Festakt zum 100. Geburtstag Walter Scheels
Festakt zum Walter Scheels 100. Geburtstag im Landtag Nordrhein-Westfalen

Festakt zu Walter Scheels 100. Geburtstag im Landtag Nordrhein-Westfalen

© Janine Schmitz, photothek

Nur wenige haben die deutsche Nachkriegspolitik in ähnlichem Maße geprägt wie Walter Scheel: Die Reform der FDP zur modernen Partei, die europäische Einigung und auch die deutsche Einheit hat der große Liberale gestaltet und vorbereitet. Die Friedrich-Naumann-Stiftung für die Freiheit und die Fraktion der Freien Demokraten im Landtag Nordrhein-Westfalen nahmen den 100. Geburtstag Walter Scheels zum Anlass, seine Lebensleistung zu würdigen und an die Meilensteine seiner Politik zu erinnern.

„Nichts geschieht ohne Risiko, aber ohne Risiko geschieht auch nichts“, ist eine viel zitierte Maxime des ehemaligen Außenministers, Bundespräsidenten und FDP-Vorsitzenden Walter Scheel. Der Mut zum Risiko und der Wille zu gestalten hatten den großen Liberalen zu einem der bedeutendsten und wirkungsreichsten deutschen Politiker der jungen Bundesrepublik werden lassen. Für seinen Mut, das zeigte sich beim Festakt zu Walter Scheels 100. Geburtstag im nordrhein-westfälischen Landtag, wird Scheel bis heute bewundert.

So begrüßte André Kuper, Präsident des nordrhein-westfälischen Landtags, die Gäste mit den Worten, Scheel habe zu den Politikern gehört, die sich nicht nach der Meinung anderer ausrichteten, sondern die fest zu ihren Überzeugungen standen. Liberalität, Ausgewogenheit und Führungsstärke waren Scheels große Fähigkeiten, die angesichts der humanitären Not auf dem Mittelmeer und des sich ausbreitenden Antisemitismus auch heute noch dringend benötigt werden. Denn, so Kuper, wie Scheel „sind auch wir der Freiheit verpflichtet“.

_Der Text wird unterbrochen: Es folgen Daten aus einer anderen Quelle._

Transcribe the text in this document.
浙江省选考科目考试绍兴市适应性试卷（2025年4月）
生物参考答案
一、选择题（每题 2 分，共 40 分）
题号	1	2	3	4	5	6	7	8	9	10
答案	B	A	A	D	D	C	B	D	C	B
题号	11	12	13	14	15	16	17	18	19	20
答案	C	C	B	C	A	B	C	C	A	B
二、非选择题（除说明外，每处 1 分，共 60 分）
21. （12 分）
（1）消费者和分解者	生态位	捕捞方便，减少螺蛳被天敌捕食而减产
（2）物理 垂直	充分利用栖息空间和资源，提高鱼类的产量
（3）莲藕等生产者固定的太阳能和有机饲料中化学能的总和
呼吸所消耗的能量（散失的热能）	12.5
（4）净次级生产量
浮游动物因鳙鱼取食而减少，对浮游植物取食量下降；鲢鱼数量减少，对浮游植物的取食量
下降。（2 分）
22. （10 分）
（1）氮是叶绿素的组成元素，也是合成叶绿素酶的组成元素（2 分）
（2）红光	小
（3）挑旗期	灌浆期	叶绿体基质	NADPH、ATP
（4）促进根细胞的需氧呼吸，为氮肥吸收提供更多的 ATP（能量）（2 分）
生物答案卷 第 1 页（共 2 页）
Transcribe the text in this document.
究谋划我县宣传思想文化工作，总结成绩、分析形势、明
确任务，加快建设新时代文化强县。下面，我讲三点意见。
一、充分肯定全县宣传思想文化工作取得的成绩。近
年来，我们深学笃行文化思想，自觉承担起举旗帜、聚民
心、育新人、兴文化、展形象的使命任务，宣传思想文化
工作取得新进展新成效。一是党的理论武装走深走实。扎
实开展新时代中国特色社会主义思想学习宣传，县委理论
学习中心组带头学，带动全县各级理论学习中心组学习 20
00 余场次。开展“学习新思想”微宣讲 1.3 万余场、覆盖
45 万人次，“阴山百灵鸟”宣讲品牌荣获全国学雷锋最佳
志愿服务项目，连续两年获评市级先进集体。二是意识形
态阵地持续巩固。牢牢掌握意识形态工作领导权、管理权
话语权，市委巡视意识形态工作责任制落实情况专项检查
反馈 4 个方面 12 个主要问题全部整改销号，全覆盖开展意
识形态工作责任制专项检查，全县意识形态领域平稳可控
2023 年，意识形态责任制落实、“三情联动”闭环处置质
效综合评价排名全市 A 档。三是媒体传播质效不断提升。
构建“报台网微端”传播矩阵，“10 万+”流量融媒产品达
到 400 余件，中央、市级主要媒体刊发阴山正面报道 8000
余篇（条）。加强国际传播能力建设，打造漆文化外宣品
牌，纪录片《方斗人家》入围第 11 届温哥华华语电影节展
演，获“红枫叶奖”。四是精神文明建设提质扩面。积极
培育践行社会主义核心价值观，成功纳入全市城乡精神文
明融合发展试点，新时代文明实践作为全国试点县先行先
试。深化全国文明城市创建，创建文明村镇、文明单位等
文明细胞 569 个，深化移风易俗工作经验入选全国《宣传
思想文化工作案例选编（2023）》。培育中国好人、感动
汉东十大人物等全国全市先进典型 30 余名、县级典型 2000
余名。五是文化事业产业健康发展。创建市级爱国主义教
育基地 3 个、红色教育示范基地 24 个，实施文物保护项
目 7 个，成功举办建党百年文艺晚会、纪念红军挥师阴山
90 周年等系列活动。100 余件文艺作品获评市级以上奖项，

Weichen stellen für die deutsche Einheit

Diesen Worten konnte sich die stellvertretende Vorstandsvorsitzende der Friedrich-Naumann-Stiftung für die Freiheit, Sabine Leutheusser-Schnarrenberger, nur anschließen. In ihrer Einführung betonte Sie, Scheel sei ein zielstrebiger Politiker gewesen, der mit hohem persönlichem Einsatz, wichtige politische Reformen initiierte. Scheel habe mit der neuen Ostpolitik historische Meilensteine gesetzt und die Weichen für die deutsche Einheit gestellt. Scheel sei ein Visionär und Ausnahmepolitiker der deutschen Nachkriegsgeschichte gewesen, der im besten Wissen um seine politische Verantwortung fest zu seinen Überzeugungen stand und für den politischen Liberalismus kämpfte. Das zeigte sich insbesondere in der Reform der FDP, die unter seiner Führung nicht den „rechten“, sondern den „richtigen“ Weg hin zur sozialliberalen Koalition einschlug. Walter Scheel scheute keine unpopulären Entscheidungen, solange sie seinen politischen und moralischen Überzeugungen entsprachen.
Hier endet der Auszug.